Na entrevista, Cláudio Castro relatou detalhes da investigação do assassinato da mulher do pastor. Segundo o policial pernambucano, a trama teve início, de fato, 30 dias antes do crime ser praticado.

O delegado disse, por exemplo, que Shirlene e o pastor mantinham uma relação extraconjugal há alguns anos. “Ela era casada e foi morar com o marido em um imóvel duplex, onde o pastor já vivia com Mariane Kelly”, disse Castro.

Ainda de acordo com o delegado, todos os dias, o pastor buscava a mulher no trabalho, em uma cafeteria em supermercado de Itajaí. No dia do crime, no entanto, quem passou para pegar a vítima foi Shirlene.

“A gente não sabe qual história foi contada para ela, mas a vítima aceitou e entrou no carro. Estavam também Lucas e o adolescente, que é do Recife e passou a morar em Santa Catarina para fugir depois de praticar um crime. Ele foi com a mãe dele para morar na casa da tia”, afirmou Castro.

No carro, um dos homens, que estavam no banco de trás, tentou usar uma substância para dissolver tintas para adormecer a vítima.

“Ela foi levada para o banco de trás, onde foi esfaqueada várias vezes. Os colegas de Santa Catarina informaram que foram 27 facadas”, disse o delegado da Polícia Civil de Pernambuco.

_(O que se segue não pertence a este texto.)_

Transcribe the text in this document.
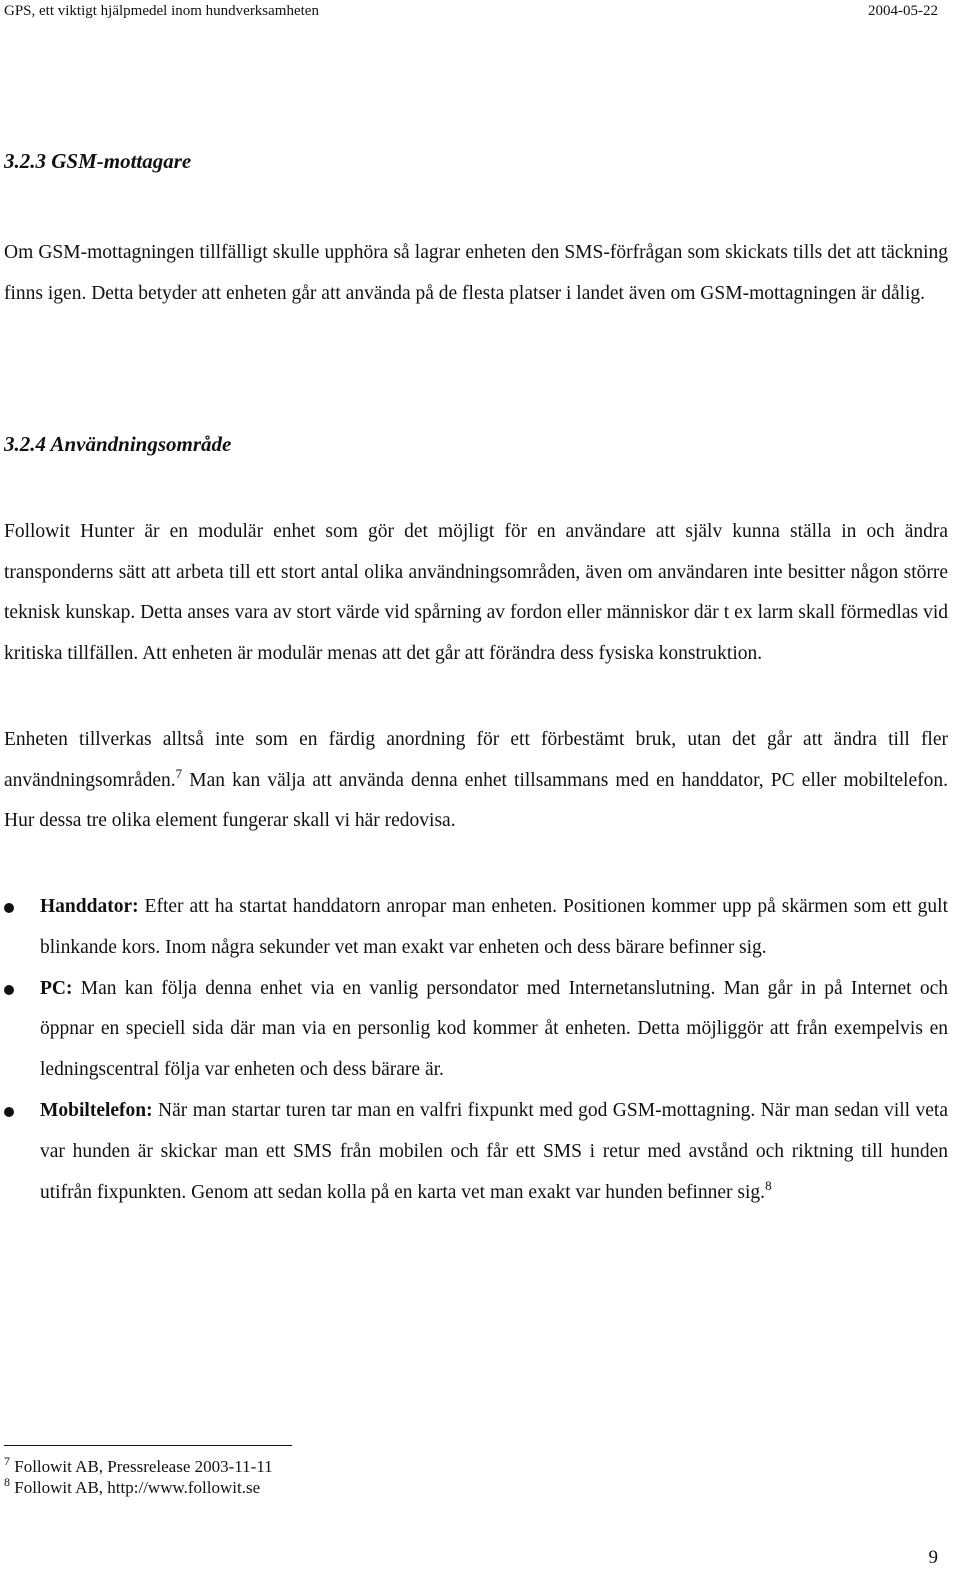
GPS, ett viktigt hjälpmedel inom hundverksamheten	2004-05-22
3.2.3 GSM-mottagare

Om GSM-mottagningen tillfälligt skulle upphöra så lagrar enheten den SMS-förfrågan som skickats tills det att täckning finns igen. Detta betyder att enheten går att använda på de flesta platser i landet även om GSM-mottagningen är dålig.

3.2.4 Användningsområde

Followit Hunter är en modulär enhet som gör det möjligt för en användare att själv kunna ställa in och ändra transponderns sätt att arbeta till ett stort antal olika användningsområden, även om användaren inte besitter någon större teknisk kunskap. Detta anses vara av stort värde vid spårning av fordon eller människor där t ex larm skall förmedlas vid kritiska tillfällen. Att enheten är modulär menas att det går att förändra dess fysiska konstruktion.

Enheten tillverkas alltså inte som en färdig anordning för ett förbestämt bruk, utan det går att ändra till fler användningsområden.$^7$ Man kan välja att använda denna enhet tillsammans med en handdator, PC eller mobiltelefon. Hur dessa tre olika element fungerar skall vi här redovisa.

Handdator: Efter att ha startat handdatorn anropar man enheten. Positionen kommer upp på skärmen som ett gult blinkande kors. Inom några sekunder vet man exakt var enheten och dess bärare befinner sig.
PC: Man kan följa denna enhet via en vanlig persondator med Internetanslutning. Man går in på Internet och öppnar en speciell sida där man via en personlig kod kommer åt enheten. Detta möjliggör att från exempelvis en ledningscentral följa var enheten och dess bärare är.
Mobiltelefon: När man startar turen tar man en valfri fixpunkt med god GSM-mottagning. När man sedan vill veta var hunden är skickar man ett SMS från mobilen och får ett SMS i retur med avstånd och riktning till hunden utifrån fixpunkten. Genom att sedan kolla på en karta vet man exakt var hunden befinner sig.$^8$
$^7$ Followit AB, Pressrelease 2003-11-11
$^8$ Followit AB, http://www.followit.se
9
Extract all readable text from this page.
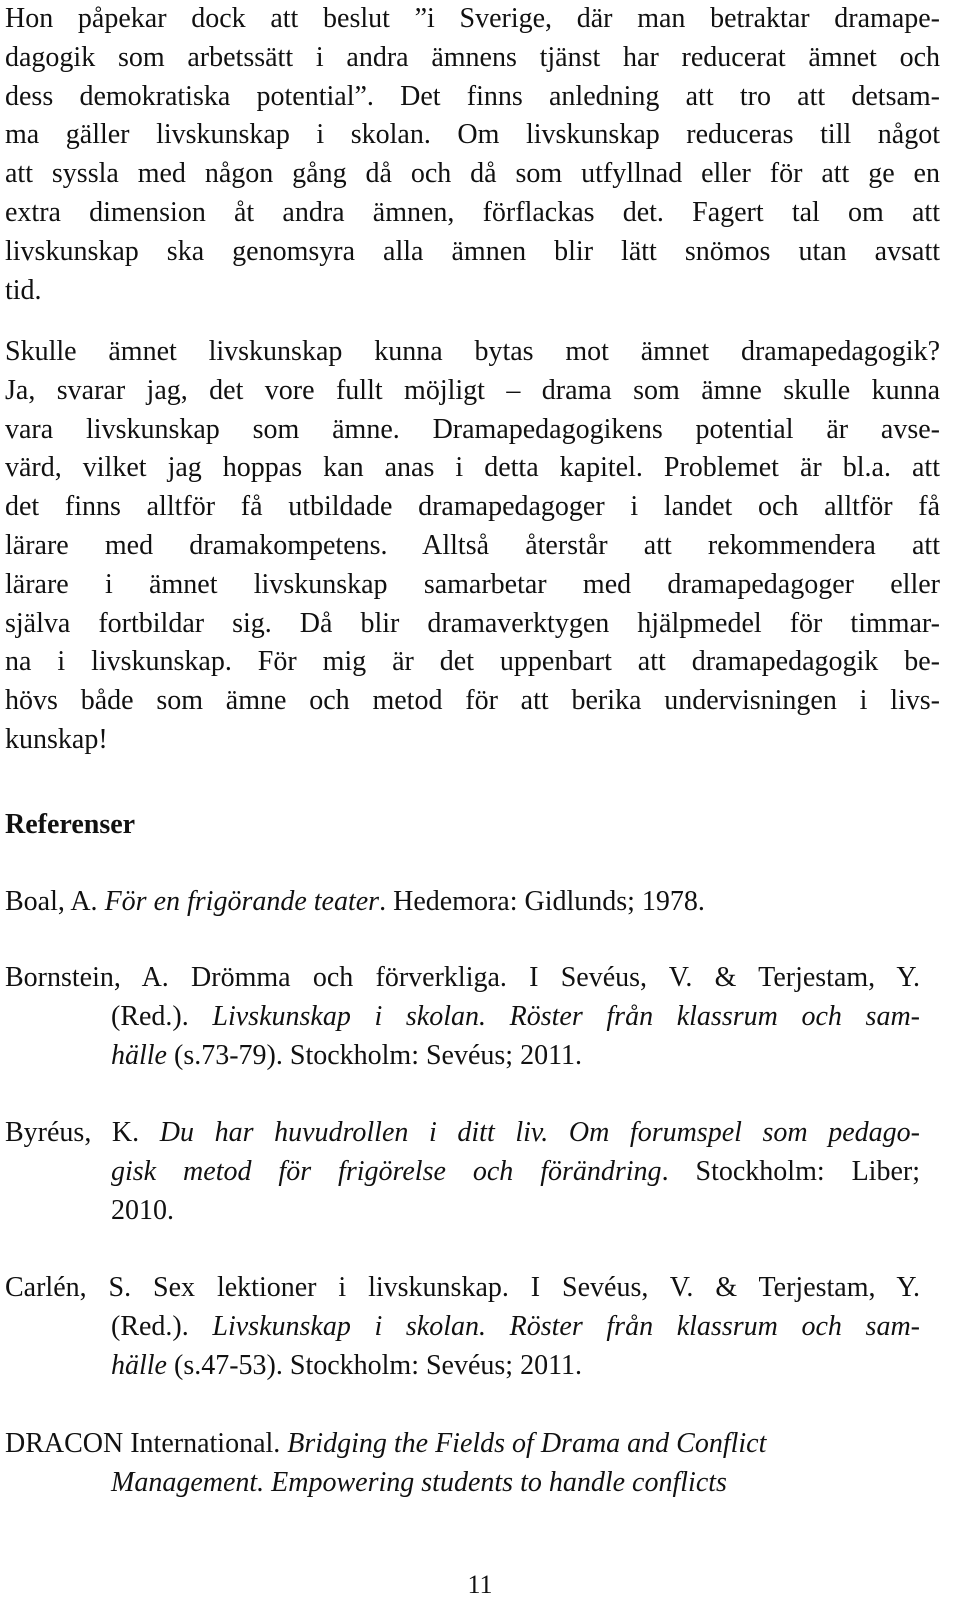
Hon påpekar dock att beslut ”i Sverige, där man betraktar dramape-
dagogik som arbetssätt i andra ämnens tjänst har reducerat ämnet och
dess demokratiska potential”. Det finns anledning att tro att detsam-
ma gäller livskunskap i skolan. Om livskunskap reduceras till något
att syssla med någon gång då och då som utfyllnad eller för att ge en
extra dimension åt andra ämnen, förflackas det. Fagert tal om att
livskunskap ska genomsyra alla ämnen blir lätt snömos utan avsatt
tid.
Skulle ämnet livskunskap kunna bytas mot ämnet dramapedagogik?
Ja, svarar jag, det vore fullt möjligt – drama som ämne skulle kunna
vara livskunskap som ämne. Dramapedagogikens potential är avse-
värd, vilket jag hoppas kan anas i detta kapitel. Problemet är bl.a. att
det finns alltför få utbildade dramapedagoger i landet och alltför få
lärare med dramakompetens. Alltså återstår att rekommendera att
lärare i ämnet livskunskap samarbetar med dramapedagoger eller
själva fortbildar sig. Då blir dramaverktygen hjälpmedel för timmar-
na i livskunskap. För mig är det uppenbart att dramapedagogik be-
hövs både som ämne och metod för att berika undervisningen i livs-
kunskap!
Referenser
Boal, A. För en frigörande teater. Hedemora: Gidlunds; 1978.
Bornstein, A. Drömma och förverkliga. I Sevéus, V. & Terjestam, Y.
(Red.). Livskunskap i skolan. Röster från klassrum och sam-
hälle (s.73-79). Stockholm: Sevéus; 2011.
Byréus, K. Du har huvudrollen i ditt liv. Om forumspel som pedago-
gisk metod för frigörelse och förändring. Stockholm: Liber;
2010.
Carlén, S. Sex lektioner i livskunskap. I Sevéus, V. & Terjestam, Y.
(Red.). Livskunskap i skolan. Röster från klassrum och sam-
hälle (s.47-53). Stockholm: Sevéus; 2011.
DRACON International. Bridging the Fields of Drama and Conflict
Management. Empowering students to handle conflicts
11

Logo depois do crime, informou Castro, a mulher decidiu deixar Santa Catarina e veio morar no Recife. “O genro veio com a filha dela e o adolescente, que é sobrinho, voltou para cá com a mãe’, acrescentou.

Motivo

A Polícia Civil de Santa Catarina explicou, em texto postado no site da corporação, nesta quinta, que estão presos o marido da vítima, suspeito de planejar e coordenar o crime, a amante dele, que executou o crime, e o genro dela, que a auxiliou na execução.

Ainda de acordo com a Polícia de Santa Catarina, as investigações concluíram que o crime foi praticado para que o casal ficasse com a casa e o patrimônio da vítima, "para que, assim, eles pudessem viver juntos usufruindo seus bens".

Os outros dois envolvidos, disse a polícia daquele estado, receberam a promessa de pagamento de R$ 2.500 para cada, para participar do assassinato.